Ao receber os passes do Reiki senti fisicamente o despertar de uma reação sensorial que não tenho palavras para descrever. Um “calor” em cada boca de chakra onde as mãos do aplicador parava. Nem mesmo na OM-AUM tive tal experiência. E no chakra frontal (Ajna) um relâmpago brilhou rapidissimamente em meu sistema perceptivo interior. Algo além de meu sistema nervoso. Uma raio de luz azul-claro, que brilhou uma fração de segundo (dentro de meu encéfalo, mas não nele mesmo) pois eu estava de olhos fechados. Isto, sim, prendeu fortemente minha atenção.

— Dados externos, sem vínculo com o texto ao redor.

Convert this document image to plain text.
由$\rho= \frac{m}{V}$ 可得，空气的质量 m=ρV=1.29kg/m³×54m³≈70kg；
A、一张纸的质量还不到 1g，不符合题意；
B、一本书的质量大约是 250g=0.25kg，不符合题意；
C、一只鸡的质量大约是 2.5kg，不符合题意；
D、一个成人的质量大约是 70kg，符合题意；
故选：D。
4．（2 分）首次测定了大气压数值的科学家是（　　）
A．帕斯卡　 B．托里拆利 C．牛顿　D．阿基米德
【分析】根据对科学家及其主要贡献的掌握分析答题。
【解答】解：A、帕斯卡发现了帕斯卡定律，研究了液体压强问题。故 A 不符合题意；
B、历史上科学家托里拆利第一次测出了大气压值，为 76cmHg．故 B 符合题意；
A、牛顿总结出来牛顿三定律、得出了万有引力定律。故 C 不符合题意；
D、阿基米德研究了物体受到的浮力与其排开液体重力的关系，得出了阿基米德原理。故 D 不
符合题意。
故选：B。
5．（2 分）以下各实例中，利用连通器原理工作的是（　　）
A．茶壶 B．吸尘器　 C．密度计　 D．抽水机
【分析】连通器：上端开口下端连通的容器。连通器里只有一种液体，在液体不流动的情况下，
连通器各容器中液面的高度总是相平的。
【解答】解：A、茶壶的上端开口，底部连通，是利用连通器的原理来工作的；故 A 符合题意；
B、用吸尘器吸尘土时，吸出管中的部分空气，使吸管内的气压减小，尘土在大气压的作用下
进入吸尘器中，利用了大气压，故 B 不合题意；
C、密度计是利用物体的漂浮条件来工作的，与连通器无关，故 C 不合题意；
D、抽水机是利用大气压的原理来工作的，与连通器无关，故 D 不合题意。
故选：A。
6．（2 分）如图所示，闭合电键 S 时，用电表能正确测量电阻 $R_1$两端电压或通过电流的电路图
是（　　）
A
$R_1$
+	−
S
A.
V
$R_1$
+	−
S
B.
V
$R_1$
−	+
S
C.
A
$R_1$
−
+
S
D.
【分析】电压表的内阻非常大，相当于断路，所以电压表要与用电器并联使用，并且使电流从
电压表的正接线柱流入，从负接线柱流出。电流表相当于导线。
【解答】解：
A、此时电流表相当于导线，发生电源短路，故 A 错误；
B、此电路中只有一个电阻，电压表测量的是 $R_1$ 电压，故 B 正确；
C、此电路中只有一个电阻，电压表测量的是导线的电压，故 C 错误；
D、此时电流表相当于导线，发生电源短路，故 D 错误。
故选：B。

Quando recebi o banho de luz na Cromoterapia também sofri uma experiência sensorial, objetiva, direta. Quando a luz Violeta foi aplicada no meu Chakra Coronário, uma tontura seguida de grande calor espalhou-se gostosamente por todo meu corpo, mas principalmente em meu crânio. Prendi minha atenção naquela sensação, buscando captar cada mínima alteração que nela ocorria. Era real. Era objetiva. Era aqui-e-agora. Tudo o que eu aprendera teoricamente e desejara aplicar em meus pacientes de psicoterapia e nunca tive condições de fazer. Então, decidi entrar no corpo de trabalhadores do Centro Espírita. Seus orientadores me convenceram, não com arrazoados filosóficos, etéreos, mas com sensações objetivas e diretas. Além deles próprios.

Por algumas vezes, quando muito jovem, eu fiz projeções astrais involuntárias. Uma experiência extra-física das quais nunca me esqueci. Foram vívidas, intensas. No entanto, não vi nada além do que normalmente vejo. O extraordinário nelas era a velocidade com que eu me deslocava. Bastava pensar em alguém ou em algum lugar e instantaneamente eu estava lá. Ou diante da pessoa em quem pensara, ou sobrevoando o local pensado. Eu também não via nenhum corpo meu. Parecia que só possuía olhos, ouvidos e nada mais. Lamentavelmente, por não possuir ninguém fazendo experiências comigo, só visitei lugares que eu já conhecia. Fui a Teresina e vi minha mãe lavando roupa no tanque de nossa velha casa. E ela sentiu minha presença, pois parou de se concentrar no que fazia, olhou ao redor e, testa franzida de preocupação, chamou pelo meu nome. Também fiz uma visita ao meu pai, em seu trabalho, na ABI. Ele escrevia algo num folha de papel. Quando eu cheguei, ele me olhou diretamente, franziu a testa e, sem falar fisicamente, me perguntou: “O que você está fazendo aqui? Como se projetou?” Meu pai via espíritos de caboclos, pretos-velhos, exus e toda espécie de viventes em outras dimensões. Ele me viu e se espantou. Era a comprovação de que eu não estava em fantasias histéricas. Papai saiu às pressas de seu trabalho e veio correndo para a casa de sua irmã, minha tia Sinhá, onde foi-me encontrar estirado na cama, “semi-morto”. Sem tocar meu corpo, chamou meu nome por alguns momentos e, então, eu senti um tremendo puxão à altura de meu umbigo e despertei na cama onde havia deitado para descansar depois do almoço (tinha almoçado às 13:30h). Então, eu realmente tinha feito aquilo que os ocultistas, teosofistas e espíritas chamam de “projeção astral”. 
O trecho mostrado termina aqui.